Conflict of interest

The authors declare no competing financial interest.

Biographies

Thanigaimalai Pillaiyar received his doctoral degree in medicinal chemistry in 2011 under the supervision of Prof. Dr Sang-Hun Jung at Chungnam National University, South Korea. In 2011, he won a ‘Japanese Society for the Promotion of Science Postdoctoral Fellowship (JSPS)’ for 2 years with Prof. Dr Yoshio Hayashi at Tokyo University of Pharmacy and Life Sciences, Japan. He was awarded an Alexander von Humboldt postdoctoral fellowship (AvH) in 2013 for 2 years with Prof. Dr Christa E. Müller at University of Bonn, Germany. Currently, he is working on developing modulators/inhibitors for various G-protein-coupled receptors.

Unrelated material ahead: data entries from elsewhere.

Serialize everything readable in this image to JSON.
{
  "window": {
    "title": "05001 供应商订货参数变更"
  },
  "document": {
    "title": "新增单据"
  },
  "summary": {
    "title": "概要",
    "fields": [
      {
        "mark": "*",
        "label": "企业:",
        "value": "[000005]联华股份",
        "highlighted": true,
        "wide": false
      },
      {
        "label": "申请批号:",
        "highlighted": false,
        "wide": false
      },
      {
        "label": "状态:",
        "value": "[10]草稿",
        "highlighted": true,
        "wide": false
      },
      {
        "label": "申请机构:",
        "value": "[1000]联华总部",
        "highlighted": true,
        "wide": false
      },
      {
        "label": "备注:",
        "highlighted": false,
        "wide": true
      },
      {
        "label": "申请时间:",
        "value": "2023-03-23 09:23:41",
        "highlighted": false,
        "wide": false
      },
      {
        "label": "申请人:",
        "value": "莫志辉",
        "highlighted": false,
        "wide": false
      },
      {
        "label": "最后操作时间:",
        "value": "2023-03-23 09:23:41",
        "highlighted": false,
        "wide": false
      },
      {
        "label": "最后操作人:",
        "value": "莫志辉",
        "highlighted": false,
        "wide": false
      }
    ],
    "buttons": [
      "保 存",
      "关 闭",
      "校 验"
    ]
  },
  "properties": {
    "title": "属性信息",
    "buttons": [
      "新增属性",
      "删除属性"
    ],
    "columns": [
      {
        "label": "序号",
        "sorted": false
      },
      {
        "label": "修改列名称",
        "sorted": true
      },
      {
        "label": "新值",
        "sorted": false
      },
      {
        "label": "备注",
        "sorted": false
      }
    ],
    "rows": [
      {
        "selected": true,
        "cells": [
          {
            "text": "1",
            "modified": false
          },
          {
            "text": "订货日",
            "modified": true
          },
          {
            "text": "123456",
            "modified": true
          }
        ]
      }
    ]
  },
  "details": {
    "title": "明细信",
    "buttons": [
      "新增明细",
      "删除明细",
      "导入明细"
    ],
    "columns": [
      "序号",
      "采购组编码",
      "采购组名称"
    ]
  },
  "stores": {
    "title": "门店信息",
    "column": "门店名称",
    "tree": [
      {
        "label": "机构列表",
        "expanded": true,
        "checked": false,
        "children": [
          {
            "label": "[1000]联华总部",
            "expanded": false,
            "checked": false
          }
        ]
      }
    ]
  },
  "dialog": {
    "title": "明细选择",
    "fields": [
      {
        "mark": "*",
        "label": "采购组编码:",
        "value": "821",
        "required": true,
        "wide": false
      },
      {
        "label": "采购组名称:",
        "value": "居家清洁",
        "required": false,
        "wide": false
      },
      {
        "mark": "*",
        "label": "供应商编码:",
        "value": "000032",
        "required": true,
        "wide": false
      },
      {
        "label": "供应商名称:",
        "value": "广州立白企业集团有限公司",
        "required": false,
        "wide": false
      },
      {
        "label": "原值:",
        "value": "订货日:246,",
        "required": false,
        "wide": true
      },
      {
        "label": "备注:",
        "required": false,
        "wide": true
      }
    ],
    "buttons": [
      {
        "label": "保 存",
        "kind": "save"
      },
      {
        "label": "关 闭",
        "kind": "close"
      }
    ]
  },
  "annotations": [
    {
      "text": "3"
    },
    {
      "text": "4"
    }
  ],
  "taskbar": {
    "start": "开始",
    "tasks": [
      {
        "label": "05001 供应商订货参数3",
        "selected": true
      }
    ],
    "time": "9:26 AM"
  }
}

Sangeetha Meenakshisundaram is working as Assistant Professor in the Department of Chemistry, Sri Krishna College of Engineering and Technology, Coimbatore, India. She pursued her Master of Science from Avinashilingam Deemed University and Master of Philosophy from Bharathiar University. In 2017, she obtained a PhD from Bharathiar University, Coimbatore, India. Her fields of interest include organic synthesis and medicinal chemistry.

Manoj Manickam received his PhD in 2010 from Bharathiar University, Coimbatore, India. He continued to work as a Research Associate at Orchid Chemicals and Pharmaceuticals. Then, he moved to Chungam National University, South Korea, to continue his research as a Postdoctoral Researcher and Research Professor working with Professor Sang-Hun Jung. Currently, he is working at the PSG Institute of Technology and Applied Research, Coimbatore, India, as Assistant Professor in the Department of Chemistry. He is actively involved in the preparation of small molecules for various therapeutic targets such as heart failure, hypertension and cancer.